Момент срыва не был подготовленным или театральным, он случился внезапно, как вспышка, когда накопленное напряжение, ревность, обида и унижение с обеих сторон столкнулись слишком резко, и его рука, дрогнувшая в порыве злости, толкнула меня сильнее, чем он, вероятно, собирался, так что я потеряла равновесие, ударилась о край стола и почувствовала острую боль в плече и металлический привкус крови во рту.
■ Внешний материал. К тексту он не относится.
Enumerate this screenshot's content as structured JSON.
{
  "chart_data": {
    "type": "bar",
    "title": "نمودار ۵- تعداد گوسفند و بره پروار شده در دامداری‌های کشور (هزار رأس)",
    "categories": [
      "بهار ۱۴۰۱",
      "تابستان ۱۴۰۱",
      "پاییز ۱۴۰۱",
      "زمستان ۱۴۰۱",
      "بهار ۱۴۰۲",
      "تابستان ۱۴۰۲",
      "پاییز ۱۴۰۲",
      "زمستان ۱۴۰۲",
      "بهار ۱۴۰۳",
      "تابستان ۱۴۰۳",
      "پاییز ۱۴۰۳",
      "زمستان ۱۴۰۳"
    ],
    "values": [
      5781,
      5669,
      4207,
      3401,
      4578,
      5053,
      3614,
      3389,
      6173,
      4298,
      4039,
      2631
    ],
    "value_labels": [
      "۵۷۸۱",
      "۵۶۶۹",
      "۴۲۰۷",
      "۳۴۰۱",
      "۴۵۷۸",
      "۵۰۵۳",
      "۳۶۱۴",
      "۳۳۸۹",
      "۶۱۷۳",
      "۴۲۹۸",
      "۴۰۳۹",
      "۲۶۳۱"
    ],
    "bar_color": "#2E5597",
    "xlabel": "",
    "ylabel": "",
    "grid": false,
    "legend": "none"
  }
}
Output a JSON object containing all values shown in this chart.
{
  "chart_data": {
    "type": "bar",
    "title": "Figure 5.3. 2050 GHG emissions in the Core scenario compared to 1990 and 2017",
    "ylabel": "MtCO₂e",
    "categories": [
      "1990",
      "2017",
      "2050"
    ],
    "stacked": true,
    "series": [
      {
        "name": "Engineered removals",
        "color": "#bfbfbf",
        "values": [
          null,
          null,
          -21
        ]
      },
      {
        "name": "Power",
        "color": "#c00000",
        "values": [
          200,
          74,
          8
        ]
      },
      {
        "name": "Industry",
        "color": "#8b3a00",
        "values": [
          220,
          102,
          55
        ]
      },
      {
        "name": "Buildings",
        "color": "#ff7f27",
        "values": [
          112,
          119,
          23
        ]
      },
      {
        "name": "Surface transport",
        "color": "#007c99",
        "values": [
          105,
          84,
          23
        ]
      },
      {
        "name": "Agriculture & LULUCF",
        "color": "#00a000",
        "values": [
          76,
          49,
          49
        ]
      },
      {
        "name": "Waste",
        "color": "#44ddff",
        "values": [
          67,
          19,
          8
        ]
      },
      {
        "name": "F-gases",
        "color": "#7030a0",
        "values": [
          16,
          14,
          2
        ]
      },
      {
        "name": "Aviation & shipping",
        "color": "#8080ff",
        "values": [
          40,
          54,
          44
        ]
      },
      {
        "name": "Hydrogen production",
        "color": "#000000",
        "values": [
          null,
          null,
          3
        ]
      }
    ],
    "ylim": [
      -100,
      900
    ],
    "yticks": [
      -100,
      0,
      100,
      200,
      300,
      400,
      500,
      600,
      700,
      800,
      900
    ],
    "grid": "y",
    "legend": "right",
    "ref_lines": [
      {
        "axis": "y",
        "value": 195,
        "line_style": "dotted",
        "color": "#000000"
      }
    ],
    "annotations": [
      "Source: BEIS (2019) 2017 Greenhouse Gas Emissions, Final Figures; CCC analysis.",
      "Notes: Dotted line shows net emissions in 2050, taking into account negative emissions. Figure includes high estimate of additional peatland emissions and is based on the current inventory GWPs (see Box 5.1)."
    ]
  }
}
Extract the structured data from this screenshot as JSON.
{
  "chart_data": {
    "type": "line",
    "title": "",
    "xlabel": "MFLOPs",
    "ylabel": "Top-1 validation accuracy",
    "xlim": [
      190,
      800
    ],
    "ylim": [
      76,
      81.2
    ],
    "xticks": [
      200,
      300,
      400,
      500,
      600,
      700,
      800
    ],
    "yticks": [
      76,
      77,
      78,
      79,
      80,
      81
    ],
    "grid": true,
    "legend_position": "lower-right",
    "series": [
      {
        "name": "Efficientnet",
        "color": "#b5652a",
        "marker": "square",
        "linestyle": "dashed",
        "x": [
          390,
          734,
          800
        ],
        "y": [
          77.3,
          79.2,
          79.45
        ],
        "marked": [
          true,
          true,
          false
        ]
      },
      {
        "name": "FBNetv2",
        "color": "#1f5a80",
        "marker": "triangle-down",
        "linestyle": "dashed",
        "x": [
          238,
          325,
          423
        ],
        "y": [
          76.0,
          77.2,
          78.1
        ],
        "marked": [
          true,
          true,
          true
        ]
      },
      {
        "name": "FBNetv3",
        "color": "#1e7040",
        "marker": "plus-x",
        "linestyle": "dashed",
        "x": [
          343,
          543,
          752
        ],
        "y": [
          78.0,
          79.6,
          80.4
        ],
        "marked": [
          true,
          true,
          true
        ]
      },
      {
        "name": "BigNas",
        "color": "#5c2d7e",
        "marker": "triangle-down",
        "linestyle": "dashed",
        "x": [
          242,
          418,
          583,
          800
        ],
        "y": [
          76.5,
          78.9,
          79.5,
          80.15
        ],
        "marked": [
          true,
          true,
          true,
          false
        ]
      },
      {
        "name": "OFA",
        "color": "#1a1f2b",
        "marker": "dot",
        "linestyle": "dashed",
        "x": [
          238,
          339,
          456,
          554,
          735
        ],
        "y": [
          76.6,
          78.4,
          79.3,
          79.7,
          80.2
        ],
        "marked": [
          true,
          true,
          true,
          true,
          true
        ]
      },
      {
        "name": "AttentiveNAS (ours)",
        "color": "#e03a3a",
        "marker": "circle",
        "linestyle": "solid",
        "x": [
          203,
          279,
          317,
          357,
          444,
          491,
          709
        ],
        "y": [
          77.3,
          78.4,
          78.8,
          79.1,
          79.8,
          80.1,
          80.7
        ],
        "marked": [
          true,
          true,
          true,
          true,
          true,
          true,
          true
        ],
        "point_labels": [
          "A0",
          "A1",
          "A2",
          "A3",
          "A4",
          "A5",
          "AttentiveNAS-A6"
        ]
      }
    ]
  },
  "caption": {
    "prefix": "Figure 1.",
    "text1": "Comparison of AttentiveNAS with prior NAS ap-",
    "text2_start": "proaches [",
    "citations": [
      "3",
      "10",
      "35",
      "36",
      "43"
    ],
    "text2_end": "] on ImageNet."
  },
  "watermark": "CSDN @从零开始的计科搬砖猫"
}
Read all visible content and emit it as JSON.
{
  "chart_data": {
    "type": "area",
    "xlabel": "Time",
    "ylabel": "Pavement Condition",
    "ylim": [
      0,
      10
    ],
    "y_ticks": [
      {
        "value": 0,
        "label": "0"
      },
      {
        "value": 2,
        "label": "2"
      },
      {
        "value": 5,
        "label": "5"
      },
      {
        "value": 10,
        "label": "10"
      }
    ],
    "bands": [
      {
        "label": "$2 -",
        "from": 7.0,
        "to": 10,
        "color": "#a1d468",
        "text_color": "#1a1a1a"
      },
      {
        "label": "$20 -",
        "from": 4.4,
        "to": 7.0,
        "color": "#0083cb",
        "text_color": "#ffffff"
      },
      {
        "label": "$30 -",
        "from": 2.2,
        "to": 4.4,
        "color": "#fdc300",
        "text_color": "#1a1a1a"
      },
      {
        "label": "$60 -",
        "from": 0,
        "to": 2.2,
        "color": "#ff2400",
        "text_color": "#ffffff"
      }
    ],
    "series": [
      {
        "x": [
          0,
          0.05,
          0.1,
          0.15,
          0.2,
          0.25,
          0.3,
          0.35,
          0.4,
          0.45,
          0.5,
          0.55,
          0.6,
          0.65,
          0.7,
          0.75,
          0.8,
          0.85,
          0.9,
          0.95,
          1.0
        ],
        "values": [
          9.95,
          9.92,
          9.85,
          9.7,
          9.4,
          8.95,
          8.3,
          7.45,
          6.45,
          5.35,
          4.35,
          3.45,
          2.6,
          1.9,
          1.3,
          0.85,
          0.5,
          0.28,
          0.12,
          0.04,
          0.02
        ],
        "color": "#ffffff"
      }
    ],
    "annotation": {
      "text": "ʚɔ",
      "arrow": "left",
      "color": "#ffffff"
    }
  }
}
Это не было долгим избиением, но было достаточно, чтобы граница оказалась перейдённой, потому что в его глазах сразу же мелькнуло осознание того, что произошло нечто непоправимое, и в моих глазах он, возможно, впервые увидел не раздражение, не холод, а настоящий страх.
Я заперлась в ванной, дрожа не столько от боли, сколько от внутреннего крика, который невозможно было остановить, и, глядя на своё отражение с покрасневшими глазами и синяком, который уже начинал темнеть, я поняла, что окончательно потеряла ощущение контроля над собственной жизнью, потому что всё, что начиналось как запретное притяжение, превратилось в разрушительную воронку.
Я позвонила Антону, почти не осознавая, что делаю, потому что пальцы набрали его номер сами, и когда он услышал мой голос, сбитый, хриплый, полный паники, он не стал задавать лишних вопросов, а только сказал, что едет, и в этих двух словах было столько решимости, что я одновременно почувствовала облегчение и новый страх.
Когда он вошёл в квартиру, атмосфера уже была наэлектризована до предела, потому что Игорь стоял в гостиной, напряжённый и побледневший, а Антон двигался резко, почти хищно, словно заранее знал, что мирного разговора не получится, и между ними с первых секунд не было слов, способных остановить то, что накапливалось неделями.